Toplumların davranışları doğal afetler, savaşlar, salgın hastalıklar gibi toplumun tamamını etkileyen durumlarda gün yüzüne çıkar. “İnsanlar, bilgi ve sezgi gücünü eğiterek insan olur” diye yazmış Niyazi Kahveci, ‘Sistematik Düşünme’ kitabında. Varlık olmaktan insan olmayı böyle anlatarak başlıyor kitabına yazar. Uzun yıllar içerisinde insanların “insan olma” özelliklerini yok eden acımasız kapitalist düzen nihayet “en zayıf halka” olanları gözden çıkarmaya başladı. Hızla yayılan koronavirüs salgını, Avrupa’nın her yanına yayıldığında nasıl çaresiz olduklarını dünyanın gözleri önüne seriverdi.

İnsanlık kendi tecridini yarattı! Doğal hayatın yok edilmesi, denizlerin akarsuların acımasız insan saldırısıyla darmadağınık hale gelmiş olması bu felaketi getirdi. İnsanlık doğaya ve yaban hayata ayar vermeye kalkınca kendisi vahşileşti. Son olaylar bize gösterdi ki, “zayıf” olanlar ilk feda edilecekler arasında ilk sıraya konuluyor.

Doğanın kadim kanunlarının insanlar tarafından en iyi çıkar yol olarak görülmesi çok üzücü ve küçük düşürücüdür. Zayıfların ölüme, güçlülerin hayata kabulü çok ürkütücü ve üzücü bir durum… Çok eski zamanlarda uygulanan, sinemaya da aktarılan, bizlerin hayranlıkla izlediği ‘300 Spartalı’ filminden bahsediyorum. Şimdi, dönüp dolaşıp ilk ve en ilkel savaş kazanma taktiğine geri döndü insanlık. Aslında bazılarımız hayatın ve insanlığın varacağı yeri az çok biliyordu; ama yine de içinde olmak dank ettirdi başımıza.

Batı dünyası insanlığın gidişinin yönünü bal gibi biliyor, bunun çok da şaşırılmaması için yok olan dünya ile ilgili çokça sinema gösterimleri sunuyordu. “Doğal seleksiyon” çoktan başlamıştı anlayacağınız. Güçlü olanlar ayakta kalır! Korkarım bu bilinç dünyanın her yanına yayılacak; çünkü hastalıkla uğraşmayı zül sayar olacak insanlar. İş bununla da bitmeyecek. “Güçlü ekonomisi, yetişmiş insan gücü olan ülkelerin hayatta kalması” ilkesi daha da acımasız dönemleri getirecek. Hiç istemediğimiz bu durumlarla karşılaşmayız umarım.

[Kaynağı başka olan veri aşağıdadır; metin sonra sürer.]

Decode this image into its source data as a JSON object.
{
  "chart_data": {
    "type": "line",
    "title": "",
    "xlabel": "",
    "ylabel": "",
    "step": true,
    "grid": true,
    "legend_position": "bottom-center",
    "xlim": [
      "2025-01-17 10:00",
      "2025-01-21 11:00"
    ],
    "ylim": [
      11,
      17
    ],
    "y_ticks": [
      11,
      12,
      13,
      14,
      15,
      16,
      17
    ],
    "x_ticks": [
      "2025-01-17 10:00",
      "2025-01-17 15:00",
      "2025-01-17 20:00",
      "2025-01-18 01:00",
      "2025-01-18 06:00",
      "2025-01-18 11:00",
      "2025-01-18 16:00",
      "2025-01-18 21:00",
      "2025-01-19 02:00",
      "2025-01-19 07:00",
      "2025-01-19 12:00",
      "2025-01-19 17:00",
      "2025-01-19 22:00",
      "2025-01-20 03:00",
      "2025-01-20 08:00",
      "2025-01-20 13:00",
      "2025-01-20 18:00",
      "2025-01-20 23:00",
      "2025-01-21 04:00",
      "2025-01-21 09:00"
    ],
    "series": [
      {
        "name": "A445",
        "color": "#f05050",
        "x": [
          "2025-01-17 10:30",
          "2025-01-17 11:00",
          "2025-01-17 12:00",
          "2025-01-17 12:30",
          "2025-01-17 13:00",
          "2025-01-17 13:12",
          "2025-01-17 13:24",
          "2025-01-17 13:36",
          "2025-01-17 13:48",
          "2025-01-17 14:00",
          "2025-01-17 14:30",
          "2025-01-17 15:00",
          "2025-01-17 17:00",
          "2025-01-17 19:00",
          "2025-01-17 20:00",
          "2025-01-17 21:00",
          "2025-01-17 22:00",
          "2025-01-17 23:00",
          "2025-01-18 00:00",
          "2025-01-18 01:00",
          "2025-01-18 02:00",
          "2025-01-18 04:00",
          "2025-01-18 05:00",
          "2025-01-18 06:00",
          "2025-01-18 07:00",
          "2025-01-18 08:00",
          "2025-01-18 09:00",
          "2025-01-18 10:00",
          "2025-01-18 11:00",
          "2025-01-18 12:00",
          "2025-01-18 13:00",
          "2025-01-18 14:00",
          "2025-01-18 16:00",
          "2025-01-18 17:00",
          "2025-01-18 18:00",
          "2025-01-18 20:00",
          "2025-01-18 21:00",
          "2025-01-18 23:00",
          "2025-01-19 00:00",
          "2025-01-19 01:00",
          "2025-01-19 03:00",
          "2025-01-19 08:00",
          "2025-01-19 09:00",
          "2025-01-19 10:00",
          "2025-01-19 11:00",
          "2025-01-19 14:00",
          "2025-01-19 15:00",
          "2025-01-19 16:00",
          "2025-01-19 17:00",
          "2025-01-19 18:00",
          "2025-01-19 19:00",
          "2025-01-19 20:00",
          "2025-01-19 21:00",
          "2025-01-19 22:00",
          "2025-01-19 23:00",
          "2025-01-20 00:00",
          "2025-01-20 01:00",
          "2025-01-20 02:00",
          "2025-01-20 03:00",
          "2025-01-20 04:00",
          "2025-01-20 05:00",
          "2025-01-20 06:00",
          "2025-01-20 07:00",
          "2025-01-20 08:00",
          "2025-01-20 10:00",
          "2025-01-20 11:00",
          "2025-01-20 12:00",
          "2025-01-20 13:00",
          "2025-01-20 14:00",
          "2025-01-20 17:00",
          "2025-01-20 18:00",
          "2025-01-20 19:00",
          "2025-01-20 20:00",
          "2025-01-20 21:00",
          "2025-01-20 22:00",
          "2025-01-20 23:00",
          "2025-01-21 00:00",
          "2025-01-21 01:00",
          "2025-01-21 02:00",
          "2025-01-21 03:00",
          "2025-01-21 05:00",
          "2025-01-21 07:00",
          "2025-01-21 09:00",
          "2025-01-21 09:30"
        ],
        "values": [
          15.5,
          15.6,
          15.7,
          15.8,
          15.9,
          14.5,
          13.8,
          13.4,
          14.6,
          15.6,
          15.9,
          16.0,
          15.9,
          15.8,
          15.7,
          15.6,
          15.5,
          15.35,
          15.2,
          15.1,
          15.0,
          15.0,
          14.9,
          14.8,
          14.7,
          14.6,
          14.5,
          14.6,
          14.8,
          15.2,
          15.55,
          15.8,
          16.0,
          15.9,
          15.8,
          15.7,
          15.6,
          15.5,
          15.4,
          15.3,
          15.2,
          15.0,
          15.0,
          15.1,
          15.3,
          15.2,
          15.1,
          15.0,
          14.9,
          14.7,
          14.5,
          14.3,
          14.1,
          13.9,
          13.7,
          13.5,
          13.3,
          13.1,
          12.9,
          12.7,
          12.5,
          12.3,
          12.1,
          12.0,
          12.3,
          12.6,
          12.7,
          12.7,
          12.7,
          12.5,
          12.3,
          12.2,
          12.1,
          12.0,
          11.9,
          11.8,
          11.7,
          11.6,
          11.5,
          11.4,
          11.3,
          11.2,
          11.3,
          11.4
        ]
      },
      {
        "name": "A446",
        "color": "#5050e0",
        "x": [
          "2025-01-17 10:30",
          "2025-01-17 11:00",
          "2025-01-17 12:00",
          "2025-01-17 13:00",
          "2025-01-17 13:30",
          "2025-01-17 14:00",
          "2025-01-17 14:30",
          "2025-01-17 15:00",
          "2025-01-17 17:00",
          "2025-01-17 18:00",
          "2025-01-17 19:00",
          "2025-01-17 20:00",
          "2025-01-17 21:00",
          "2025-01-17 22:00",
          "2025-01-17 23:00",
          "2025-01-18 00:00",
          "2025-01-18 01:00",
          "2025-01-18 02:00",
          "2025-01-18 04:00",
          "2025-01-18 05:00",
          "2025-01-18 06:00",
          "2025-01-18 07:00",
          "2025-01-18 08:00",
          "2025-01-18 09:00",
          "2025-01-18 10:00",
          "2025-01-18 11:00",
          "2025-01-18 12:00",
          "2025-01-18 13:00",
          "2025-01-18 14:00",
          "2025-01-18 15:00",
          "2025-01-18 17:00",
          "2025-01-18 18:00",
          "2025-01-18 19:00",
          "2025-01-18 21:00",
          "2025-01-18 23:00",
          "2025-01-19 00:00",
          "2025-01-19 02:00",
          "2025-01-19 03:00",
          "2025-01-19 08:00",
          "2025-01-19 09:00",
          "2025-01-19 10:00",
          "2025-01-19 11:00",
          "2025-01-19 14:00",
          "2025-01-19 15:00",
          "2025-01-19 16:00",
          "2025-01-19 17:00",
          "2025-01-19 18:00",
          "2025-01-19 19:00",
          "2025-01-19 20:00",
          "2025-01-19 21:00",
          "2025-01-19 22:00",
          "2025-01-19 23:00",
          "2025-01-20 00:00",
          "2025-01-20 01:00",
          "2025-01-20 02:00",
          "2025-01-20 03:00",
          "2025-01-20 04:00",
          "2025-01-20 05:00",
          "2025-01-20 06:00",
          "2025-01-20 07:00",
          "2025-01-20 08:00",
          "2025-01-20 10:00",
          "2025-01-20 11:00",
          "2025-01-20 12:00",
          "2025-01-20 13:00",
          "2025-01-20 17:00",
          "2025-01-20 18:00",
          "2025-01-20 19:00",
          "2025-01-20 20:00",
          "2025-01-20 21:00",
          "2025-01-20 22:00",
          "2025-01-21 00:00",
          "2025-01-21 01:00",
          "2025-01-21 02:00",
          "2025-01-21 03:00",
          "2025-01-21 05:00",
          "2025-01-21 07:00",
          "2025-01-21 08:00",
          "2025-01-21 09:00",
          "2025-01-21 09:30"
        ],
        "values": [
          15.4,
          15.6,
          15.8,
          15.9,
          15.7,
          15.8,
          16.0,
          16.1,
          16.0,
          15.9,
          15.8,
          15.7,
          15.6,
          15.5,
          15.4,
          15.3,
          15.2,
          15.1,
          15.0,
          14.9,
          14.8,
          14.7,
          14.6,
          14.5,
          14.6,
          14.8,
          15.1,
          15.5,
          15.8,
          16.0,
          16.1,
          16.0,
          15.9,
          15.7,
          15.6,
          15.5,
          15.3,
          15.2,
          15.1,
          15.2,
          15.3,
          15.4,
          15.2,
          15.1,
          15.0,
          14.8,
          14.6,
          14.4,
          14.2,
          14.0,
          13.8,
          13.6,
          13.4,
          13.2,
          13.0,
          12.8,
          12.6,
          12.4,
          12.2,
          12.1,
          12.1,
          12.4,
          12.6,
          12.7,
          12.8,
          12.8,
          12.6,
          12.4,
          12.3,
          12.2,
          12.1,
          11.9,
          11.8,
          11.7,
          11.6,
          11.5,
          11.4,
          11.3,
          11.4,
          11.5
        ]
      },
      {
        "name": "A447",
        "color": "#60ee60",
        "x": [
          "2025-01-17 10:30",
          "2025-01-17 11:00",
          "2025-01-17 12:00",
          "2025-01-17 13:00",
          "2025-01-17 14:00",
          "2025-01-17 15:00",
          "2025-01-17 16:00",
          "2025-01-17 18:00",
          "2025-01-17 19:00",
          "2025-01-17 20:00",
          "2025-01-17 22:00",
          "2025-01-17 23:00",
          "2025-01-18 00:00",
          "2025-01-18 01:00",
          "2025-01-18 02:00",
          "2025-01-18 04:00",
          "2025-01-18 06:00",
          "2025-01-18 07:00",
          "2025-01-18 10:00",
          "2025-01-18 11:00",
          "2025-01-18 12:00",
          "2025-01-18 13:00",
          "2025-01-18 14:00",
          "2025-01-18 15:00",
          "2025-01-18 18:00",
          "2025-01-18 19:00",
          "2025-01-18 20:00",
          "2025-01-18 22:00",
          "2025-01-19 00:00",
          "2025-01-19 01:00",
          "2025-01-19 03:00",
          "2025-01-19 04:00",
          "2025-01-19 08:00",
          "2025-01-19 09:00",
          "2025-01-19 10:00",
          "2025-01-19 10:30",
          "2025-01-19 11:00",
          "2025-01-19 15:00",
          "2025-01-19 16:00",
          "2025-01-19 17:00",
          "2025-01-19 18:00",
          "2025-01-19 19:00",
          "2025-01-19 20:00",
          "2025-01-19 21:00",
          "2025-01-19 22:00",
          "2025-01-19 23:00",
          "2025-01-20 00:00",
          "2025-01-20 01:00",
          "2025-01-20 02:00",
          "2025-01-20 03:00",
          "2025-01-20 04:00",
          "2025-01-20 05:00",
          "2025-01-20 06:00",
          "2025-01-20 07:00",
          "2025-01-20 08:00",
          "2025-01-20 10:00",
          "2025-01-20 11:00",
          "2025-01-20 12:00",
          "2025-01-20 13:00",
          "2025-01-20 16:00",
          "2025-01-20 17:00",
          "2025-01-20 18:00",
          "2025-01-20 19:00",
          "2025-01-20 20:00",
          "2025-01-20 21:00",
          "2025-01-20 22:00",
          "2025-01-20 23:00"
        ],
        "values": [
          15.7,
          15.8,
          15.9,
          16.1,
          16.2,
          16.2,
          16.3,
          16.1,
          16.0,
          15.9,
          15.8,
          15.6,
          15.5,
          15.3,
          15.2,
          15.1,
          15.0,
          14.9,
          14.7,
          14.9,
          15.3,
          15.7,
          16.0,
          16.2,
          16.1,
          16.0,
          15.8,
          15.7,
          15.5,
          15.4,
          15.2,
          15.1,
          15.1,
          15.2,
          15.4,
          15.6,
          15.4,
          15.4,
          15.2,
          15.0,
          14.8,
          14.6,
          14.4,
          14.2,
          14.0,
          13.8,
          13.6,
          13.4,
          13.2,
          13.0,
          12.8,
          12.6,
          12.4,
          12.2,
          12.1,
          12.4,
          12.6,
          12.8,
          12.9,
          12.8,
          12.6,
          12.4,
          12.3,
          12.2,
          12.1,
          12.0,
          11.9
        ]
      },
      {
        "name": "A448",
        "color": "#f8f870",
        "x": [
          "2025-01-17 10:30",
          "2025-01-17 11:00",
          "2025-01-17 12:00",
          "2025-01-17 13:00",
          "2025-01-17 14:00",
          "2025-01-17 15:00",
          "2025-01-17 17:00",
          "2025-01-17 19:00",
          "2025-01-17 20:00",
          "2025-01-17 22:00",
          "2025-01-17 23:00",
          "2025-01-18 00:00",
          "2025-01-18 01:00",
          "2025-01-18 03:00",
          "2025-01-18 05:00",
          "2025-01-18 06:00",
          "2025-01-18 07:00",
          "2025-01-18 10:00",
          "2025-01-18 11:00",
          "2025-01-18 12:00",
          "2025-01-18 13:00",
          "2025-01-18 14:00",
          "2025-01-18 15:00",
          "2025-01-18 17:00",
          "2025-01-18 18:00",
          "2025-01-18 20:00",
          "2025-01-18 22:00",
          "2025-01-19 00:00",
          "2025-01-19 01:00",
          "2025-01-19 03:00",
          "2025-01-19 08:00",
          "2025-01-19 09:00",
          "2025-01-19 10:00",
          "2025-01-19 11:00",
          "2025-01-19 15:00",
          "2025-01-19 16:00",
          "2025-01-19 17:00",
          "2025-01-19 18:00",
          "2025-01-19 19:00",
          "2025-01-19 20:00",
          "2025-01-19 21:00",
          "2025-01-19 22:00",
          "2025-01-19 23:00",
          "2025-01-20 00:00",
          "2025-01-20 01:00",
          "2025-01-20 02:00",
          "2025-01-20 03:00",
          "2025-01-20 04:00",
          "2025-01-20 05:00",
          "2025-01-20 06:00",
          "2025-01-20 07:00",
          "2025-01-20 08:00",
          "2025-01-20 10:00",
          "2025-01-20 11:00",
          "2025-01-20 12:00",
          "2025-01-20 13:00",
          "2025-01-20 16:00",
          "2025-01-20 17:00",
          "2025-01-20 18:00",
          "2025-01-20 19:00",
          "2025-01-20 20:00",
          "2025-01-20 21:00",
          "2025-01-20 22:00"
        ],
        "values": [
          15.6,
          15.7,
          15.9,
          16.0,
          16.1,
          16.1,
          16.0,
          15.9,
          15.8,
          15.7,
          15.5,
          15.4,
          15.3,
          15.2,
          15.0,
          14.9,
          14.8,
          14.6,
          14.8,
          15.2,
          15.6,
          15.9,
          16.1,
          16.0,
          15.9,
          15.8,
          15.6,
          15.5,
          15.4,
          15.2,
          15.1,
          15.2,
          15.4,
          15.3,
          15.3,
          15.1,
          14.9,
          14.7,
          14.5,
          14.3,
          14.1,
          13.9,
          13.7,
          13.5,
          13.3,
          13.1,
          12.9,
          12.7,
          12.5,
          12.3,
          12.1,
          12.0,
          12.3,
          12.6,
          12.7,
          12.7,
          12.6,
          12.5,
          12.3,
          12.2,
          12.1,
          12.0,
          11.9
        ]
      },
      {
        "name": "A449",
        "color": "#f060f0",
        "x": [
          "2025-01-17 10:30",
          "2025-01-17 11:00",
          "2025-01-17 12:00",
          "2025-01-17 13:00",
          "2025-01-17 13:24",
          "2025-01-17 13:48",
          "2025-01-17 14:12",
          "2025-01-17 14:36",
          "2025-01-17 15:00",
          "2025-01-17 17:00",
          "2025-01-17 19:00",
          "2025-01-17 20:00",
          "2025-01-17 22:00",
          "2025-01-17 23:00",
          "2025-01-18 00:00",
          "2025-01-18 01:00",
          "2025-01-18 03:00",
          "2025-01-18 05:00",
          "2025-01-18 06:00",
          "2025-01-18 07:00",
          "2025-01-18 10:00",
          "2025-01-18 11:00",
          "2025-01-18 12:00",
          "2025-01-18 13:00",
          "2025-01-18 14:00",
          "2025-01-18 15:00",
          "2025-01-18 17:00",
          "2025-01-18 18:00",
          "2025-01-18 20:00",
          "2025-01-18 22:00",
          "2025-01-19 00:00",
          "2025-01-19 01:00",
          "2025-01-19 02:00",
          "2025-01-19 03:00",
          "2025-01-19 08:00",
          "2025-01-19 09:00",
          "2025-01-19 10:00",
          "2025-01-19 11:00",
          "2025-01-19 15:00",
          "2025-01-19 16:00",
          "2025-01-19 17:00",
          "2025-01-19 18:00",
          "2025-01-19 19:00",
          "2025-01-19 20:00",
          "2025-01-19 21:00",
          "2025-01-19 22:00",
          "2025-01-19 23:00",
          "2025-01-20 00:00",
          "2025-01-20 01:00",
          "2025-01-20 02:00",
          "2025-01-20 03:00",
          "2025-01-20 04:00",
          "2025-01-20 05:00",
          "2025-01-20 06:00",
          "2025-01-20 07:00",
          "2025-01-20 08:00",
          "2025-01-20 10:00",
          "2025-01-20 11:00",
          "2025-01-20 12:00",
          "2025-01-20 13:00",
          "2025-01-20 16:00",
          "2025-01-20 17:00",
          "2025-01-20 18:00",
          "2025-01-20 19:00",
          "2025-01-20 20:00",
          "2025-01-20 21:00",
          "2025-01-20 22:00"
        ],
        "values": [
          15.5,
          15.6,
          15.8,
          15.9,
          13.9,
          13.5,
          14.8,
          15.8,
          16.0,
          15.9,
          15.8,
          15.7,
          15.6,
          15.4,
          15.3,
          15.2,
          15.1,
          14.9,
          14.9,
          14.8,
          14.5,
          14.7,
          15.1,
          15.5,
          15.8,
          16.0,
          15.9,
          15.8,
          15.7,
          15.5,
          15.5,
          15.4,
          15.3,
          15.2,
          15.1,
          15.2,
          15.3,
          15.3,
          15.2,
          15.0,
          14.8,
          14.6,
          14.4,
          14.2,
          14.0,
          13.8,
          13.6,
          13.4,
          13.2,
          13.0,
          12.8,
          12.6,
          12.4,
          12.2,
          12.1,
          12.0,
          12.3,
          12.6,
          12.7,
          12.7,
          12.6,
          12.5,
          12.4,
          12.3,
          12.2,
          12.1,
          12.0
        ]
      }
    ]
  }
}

Geçen birkaç gün öncesinde Ayşenur Aslan, kendi programının sonunda İtalya’da tecrit olan insanların geceleri balkonlara çıkarak hep birlikte şarkılar ve marşlar söylediklerini izlettirip bizim ülkemizin de birlikte söyleyecekleri şarkıyı, marşı bulacaklarını söylemişti. Ben de kendimce bir marş düşündüm ve bize ait bir bizim olan şarkı olmalıdır dedim:

Dağ başını duman almış/ gümüş dere durmaz akar/ güneş ufuktan şimdi doğar/ yürüyelim arkadaşlar!

Bize yakışan, yeni şafakların doğacağına olan inancımızın tam olması olmalıdır derim.